In a 2012 deposition, Kennedy said after experiencing memory loss and mental fogginess in 2010 a doctor suggested he may have had a dead parasite in his brain.

The doctor believed that an abnormality on Kennedy’s brain scans “was caused by a worm that got into my brain and ate a portion of it and then died,” he said.

“I have cognitive problems, clearly,” he said in the 2012 deposition.

“I have short-term memory loss, and I have longer-term memory loss that affects me.”

He later told The New York Times that he had since recovered from the memory loss and fogginess and had no after-effects from the parasite, which he said had not required treatment.

His campaign declined to provide medical records.

Dumped dead bear cub

During his run as presidential candidate, Kennedy made headlines by admitting that a decade prior, he had retrieved a bear carcass killed by a motorist and left it in New York’s Central Park with a bicycle on top.

He said he initially intended to skin the bear and put the meat in his refrigerator, but dinner plans and a scheduled trip to the airport meant the carcass would be in his car too long; after some drinks his friends thought it would be “amusing for whoever found it” to set the bear up in a park with one of his old bicycles.

Kennedy later told reporters he had picked up roadkill his “whole life” and has a “freezer full of it”. His spokesperson clarified Kennedy used the meat to feed his ravens.

This was not Kennedy’s only strange interaction with dead wildlife.

In September, authorities opened an investigation into Kennedy after a 2012 interview of his daughter resurfaced, during which she recalled Kennedy cutting off the head of a dead whale and taking it home strapped to the roof of his car.

“Every time we accelerated on the highway, whale juice would pour into the windows of the car, and it was the rankest thing on the planet,” Kathleen Kennedy said.

“We all had plastic bags over our heads with mouth holes cut out, and people on the highway were giving us the finger, but that was just normal day-to-day stuff for us.”

The investigation was closed with no federal charges in October after authorities “determined the allegation to be unfounded”.

Backlash

Kennedy’s appointment as US Health Secretary has raised some alarm, with consumer rights think tank Public Citizen co-president Robert Weissman labelling Kennedy “a clear and present danger to the nation’s health”.
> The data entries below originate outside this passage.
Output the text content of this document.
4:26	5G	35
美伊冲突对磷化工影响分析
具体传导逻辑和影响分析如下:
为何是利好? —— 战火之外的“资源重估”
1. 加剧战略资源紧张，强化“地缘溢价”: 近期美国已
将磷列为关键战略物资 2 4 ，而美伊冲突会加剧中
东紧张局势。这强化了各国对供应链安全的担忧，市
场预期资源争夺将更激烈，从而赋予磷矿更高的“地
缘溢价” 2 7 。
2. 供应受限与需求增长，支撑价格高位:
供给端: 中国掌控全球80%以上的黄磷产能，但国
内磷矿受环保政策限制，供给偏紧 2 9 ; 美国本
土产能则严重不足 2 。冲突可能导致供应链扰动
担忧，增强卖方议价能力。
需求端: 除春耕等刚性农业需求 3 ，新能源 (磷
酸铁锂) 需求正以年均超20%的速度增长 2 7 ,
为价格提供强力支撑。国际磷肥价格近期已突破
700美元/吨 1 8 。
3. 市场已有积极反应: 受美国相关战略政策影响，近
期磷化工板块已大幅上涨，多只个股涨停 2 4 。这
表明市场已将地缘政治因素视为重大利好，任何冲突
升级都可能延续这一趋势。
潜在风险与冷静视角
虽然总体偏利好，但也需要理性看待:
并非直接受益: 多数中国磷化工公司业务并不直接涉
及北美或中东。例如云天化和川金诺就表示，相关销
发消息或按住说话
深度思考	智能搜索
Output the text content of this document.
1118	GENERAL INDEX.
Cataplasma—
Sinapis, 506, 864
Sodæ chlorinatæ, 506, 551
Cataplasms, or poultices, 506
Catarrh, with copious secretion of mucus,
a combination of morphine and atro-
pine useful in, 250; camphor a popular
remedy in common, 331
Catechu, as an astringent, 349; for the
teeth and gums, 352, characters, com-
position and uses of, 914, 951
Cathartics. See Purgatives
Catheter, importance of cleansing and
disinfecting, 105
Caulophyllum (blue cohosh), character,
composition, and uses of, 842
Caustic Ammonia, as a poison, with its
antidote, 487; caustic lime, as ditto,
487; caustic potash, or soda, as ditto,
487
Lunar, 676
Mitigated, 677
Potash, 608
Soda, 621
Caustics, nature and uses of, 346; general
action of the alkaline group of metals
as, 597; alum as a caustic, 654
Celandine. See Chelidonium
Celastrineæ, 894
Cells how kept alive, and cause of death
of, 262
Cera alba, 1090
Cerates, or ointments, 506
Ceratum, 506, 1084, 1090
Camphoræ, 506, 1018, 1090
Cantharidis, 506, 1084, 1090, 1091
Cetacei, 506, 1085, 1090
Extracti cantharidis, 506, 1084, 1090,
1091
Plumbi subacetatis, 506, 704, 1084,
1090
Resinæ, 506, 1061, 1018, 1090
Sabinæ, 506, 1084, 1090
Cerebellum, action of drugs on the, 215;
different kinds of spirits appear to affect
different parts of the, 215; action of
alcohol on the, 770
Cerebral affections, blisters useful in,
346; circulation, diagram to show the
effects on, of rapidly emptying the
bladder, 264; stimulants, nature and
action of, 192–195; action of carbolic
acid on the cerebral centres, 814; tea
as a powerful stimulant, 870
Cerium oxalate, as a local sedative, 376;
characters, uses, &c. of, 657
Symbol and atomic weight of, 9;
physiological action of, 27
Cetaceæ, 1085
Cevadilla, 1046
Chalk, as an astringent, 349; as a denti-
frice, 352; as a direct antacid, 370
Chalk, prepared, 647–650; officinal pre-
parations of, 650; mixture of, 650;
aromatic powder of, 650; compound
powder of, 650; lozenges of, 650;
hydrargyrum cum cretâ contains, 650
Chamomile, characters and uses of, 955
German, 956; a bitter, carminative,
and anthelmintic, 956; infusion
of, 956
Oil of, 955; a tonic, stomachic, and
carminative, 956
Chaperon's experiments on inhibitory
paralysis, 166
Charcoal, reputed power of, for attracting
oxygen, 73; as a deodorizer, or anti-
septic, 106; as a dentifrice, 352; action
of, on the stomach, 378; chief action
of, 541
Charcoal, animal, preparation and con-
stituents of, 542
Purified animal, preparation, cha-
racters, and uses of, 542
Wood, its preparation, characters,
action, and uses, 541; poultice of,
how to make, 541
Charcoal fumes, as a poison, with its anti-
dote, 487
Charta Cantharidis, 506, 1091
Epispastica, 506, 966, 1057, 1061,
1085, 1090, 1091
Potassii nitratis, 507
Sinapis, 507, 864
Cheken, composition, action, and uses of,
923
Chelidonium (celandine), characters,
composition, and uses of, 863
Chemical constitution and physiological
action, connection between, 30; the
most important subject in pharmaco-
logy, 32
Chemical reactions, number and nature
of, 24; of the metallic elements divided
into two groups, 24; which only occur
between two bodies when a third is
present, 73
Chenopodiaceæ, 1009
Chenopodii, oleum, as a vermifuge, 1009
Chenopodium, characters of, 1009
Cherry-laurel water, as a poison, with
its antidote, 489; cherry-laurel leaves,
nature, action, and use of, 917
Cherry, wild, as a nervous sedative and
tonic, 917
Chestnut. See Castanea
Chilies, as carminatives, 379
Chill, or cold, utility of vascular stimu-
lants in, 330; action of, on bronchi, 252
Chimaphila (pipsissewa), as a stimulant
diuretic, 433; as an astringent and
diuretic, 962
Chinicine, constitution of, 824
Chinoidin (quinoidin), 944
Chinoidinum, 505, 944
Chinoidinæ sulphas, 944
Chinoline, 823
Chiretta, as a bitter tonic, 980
Trump has previously said he would let Kennedy “go wild on health”.

“[Kennedy] shouldn’t be allowed in the building at the Department of Health and Human Services, let alone be placed in charge of the nation’s public health agency,” Weissman said.

Democrats have labelled Kennedy as “dangerous” and “unqualified”.

On the other side of the fence, several Republican praised Trump’s pick, calling Kennedy “brilliant” and a “courageous truth-teller”.

Despite Kennedy’s grand visions for changes to the Department of Health and Human Services and the FDA, he might not be able to action his plans.

“It is difficult for any one person to drive seismic change within the context of a law-constrained bureaucracy such as the FDA,” former FDA chief counsel Dan Troy told Fortune.

“One cannot just sit in the White House and issue pronouncements and expect that policy is going to change.”